Let $G=\operatorname{GL}_n\mathbb{R}$. I am trying to understand why $L_G=M_n\mathbb{R}$ with the usual Lie algebra structure of $M_n\mathbb{R}$.
- I understand the canonical identification $L_G=T_1G=M_n\mathbb{R}$.
- I understand that a tangent vector $A\in M_n\mathbb{R}=T_1G$ corresponds to a one-parameter group $t\mapsto R_{e^{tA}}$ (where $R_B$ is the linear operator of "right multiplication by $B$").
- I understand that, therefore, the tangent vector $A\in T_1G$ corresponds to the vector field which assigns to $B\in G$ the tangent vector $BA\in T_BG$.
- I understand that $[R_{A_1},R_{A_2}]=R_{[A_1,A_2]}$.
I don't understand how to use all this to prove the desired result. For me, the definition of the Lie bracket on $L_G$ is by thinking of $L_G$ as left invariant derivations of $C^{\infty}(G)$ with the usual Lie bracket of operators.
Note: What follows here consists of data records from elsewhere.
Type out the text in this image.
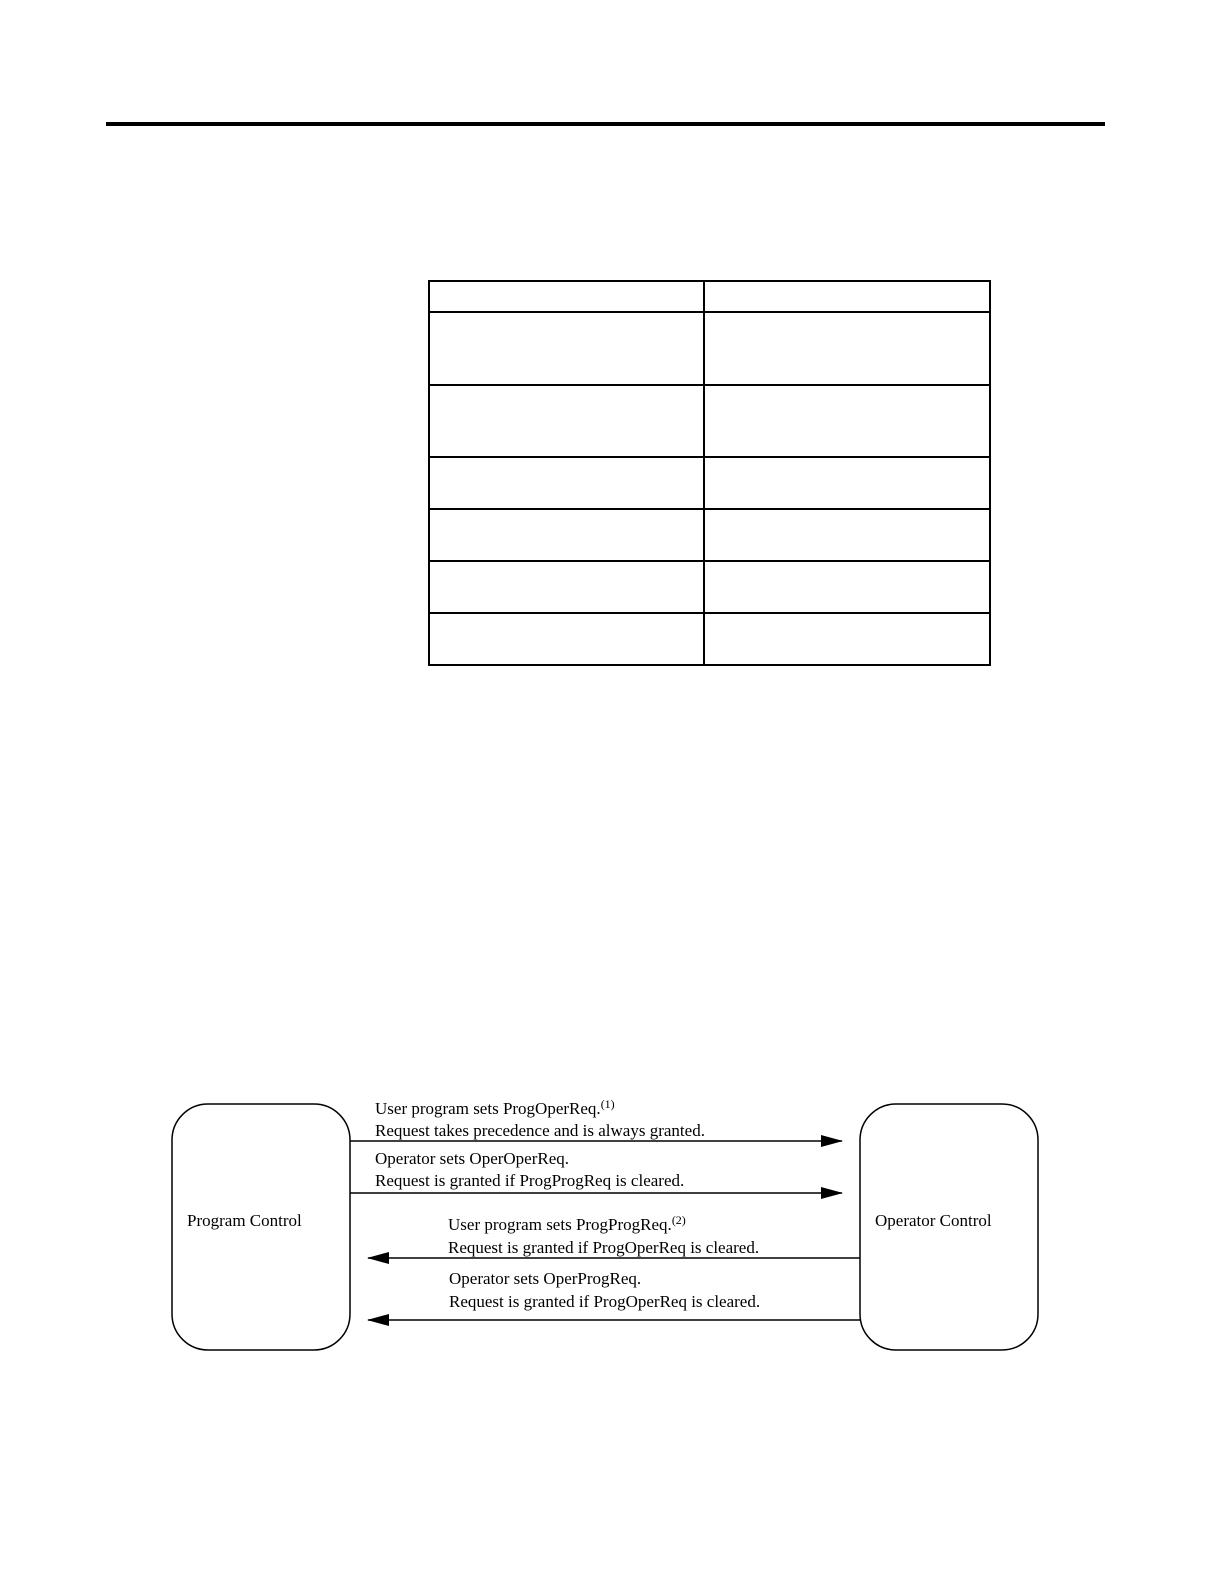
Program Control	Operator Control
User program sets ProgOperReq.$^{(1)}$
Request takes precedence and is always granted.
Operator sets OperOperReq.
Request is granted if ProgProgReq is cleared.
User program sets ProgProgReq.$^{(2)}$
Request is granted if ProgOperReq is cleared.
Operator sets OperProgReq.
Request is granted if ProgOperReq is cleared.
Let $M$ be a manifold, $\chi(M)$ the space of vector fields on $M$ is identified with the space of derivations of $C^{\infty}(M)$ by the formula $L_X(f)=X.f=df.X$ so you have $X.(ff')=d(ff').X=fdf'.X+f'df.X$.Under this identification, we have $[L_X,L_Y]=L_{[X,Y]}$. Where $[X,Y]=-DY.X+DX.Y$.
Now if $G$ is a Lie group and ${\cal G}$ the tangent space of the identity. For every $A\in {\cal G}, g\in G$, set $l_A(g)=d{L_g}_1(A)$,where $L_g$ is defined by $L_g(g')=gg'$. It is a vector field invariant by left multiplications, and it can be shown that $[l_A,l_B]$ is invariant by left multiplication, so there exists $[A,B]\in T_1G$ such that $[l_A,l_B]=l_{[A,B]}$.
Now suppose that $G=Gl_n(R)$. It is an open subset of the vector space $M_n(R)$. So you can identify $T_1Gl_n(R)$ with $M_n(R)$, if $A\in M_n(R), X\in Gl_n(R)$ the lelt multiplication $L_X$ is the linear map $L_X(Y)=XY$, so $dL_X(A) =l_A(X)=XA$, $[l_A,l_B](X)=-Dl_B(l_A)(X)+Dl_A(l_B)(X)=[AB-BA](X)$.